Dropbox was reportedly hacked back in 2012. In 2014, hundreds of Dropbox passwords were leaked by an anonymous hacker. Now Dropbox is forcing password changes on anyone with a password older than 2012. This story keeps unfolding, but here's the bottom line: Change your Dropbox password now.
What does this all mean for you? Simple: Change your Dropbox password.
If you're curious about why everyone seems to be talking about Dropbox and passwords right now, here's the timeline:
- Dropbox never confirmed whether the 2012 hack was real, although they did acknowledge some users were getting spam to Dropbox-specific accounts. They enabled two-factor authentication around that time, along with some other security tools.
- They did come out in 2014 to say that they were never hacked and any leaked passwords came from third party services.
- This week's password changes for anyone who hasn't changed their password since 2012, Dropbox says, is just a matter of just-in-case security, and due to their own threat monitoring.
- Motherboard reported this week that over 60 million Dropbox credentials were stolen by hackers back in 2012, while TechCrunch points out that the service itself wasn't so much hacked as one employee's poor password policies led to that massive 2012 incident, where those 60 million passwords were stolen. Security researcher Troy Hunt went even further in this semi-alarming blog post, pointing out exactly how many new Dropbox credentials were dumped just this week.
This is all academic, around "incidents" versus "hacks" versus "data theft," but for the average person uninterested in the nuance? Just change your Dropbox password.
Especially if you haven't changed it since 2012 and you're one of the people Dropbox emailed.
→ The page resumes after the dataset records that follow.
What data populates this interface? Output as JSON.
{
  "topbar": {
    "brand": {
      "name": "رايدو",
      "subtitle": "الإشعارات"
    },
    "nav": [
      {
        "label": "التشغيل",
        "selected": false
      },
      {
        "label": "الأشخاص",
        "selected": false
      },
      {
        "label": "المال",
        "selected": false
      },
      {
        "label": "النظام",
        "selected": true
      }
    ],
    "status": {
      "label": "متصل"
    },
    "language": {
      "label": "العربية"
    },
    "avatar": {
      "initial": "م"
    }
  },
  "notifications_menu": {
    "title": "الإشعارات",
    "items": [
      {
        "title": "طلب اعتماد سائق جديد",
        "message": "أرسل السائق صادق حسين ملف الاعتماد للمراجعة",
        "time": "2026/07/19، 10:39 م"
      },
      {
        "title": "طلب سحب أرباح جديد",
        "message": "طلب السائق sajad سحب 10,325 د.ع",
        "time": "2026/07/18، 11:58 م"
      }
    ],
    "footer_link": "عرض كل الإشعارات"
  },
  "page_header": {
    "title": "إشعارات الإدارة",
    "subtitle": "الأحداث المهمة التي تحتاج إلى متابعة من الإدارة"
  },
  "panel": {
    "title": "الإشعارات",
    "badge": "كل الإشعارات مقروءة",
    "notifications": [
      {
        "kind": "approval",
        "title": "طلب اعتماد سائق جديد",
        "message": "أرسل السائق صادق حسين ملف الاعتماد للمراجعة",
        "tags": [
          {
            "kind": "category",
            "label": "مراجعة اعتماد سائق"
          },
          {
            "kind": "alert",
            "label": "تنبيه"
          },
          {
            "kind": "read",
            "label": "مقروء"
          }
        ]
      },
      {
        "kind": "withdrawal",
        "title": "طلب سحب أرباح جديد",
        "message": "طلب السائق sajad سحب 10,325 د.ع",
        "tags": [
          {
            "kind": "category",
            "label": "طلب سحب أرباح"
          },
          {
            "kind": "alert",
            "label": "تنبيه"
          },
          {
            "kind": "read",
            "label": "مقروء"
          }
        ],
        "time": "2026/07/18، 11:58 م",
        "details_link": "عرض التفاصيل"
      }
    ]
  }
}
If you're not one of those people, change it anyway, and put the whole affair behind you.
And, as we pointed out in our original post about this week's Dropbox news:
- Never use the same username and password on more than one site.
- You don't always have to change your passwords regularly, but you should at least change them after major attacks.
- Enable two-factor authentication.
- Use a password manager to generate unique passwords you don't know and store them for you.
A little inconvenience now in the way of a password change — and in enabling two-factor if you don't have it turned on already — will make sure that your account is safe and secure, whether your password was included in this dump, or will be included in the next. It takes five minutes, just do it today.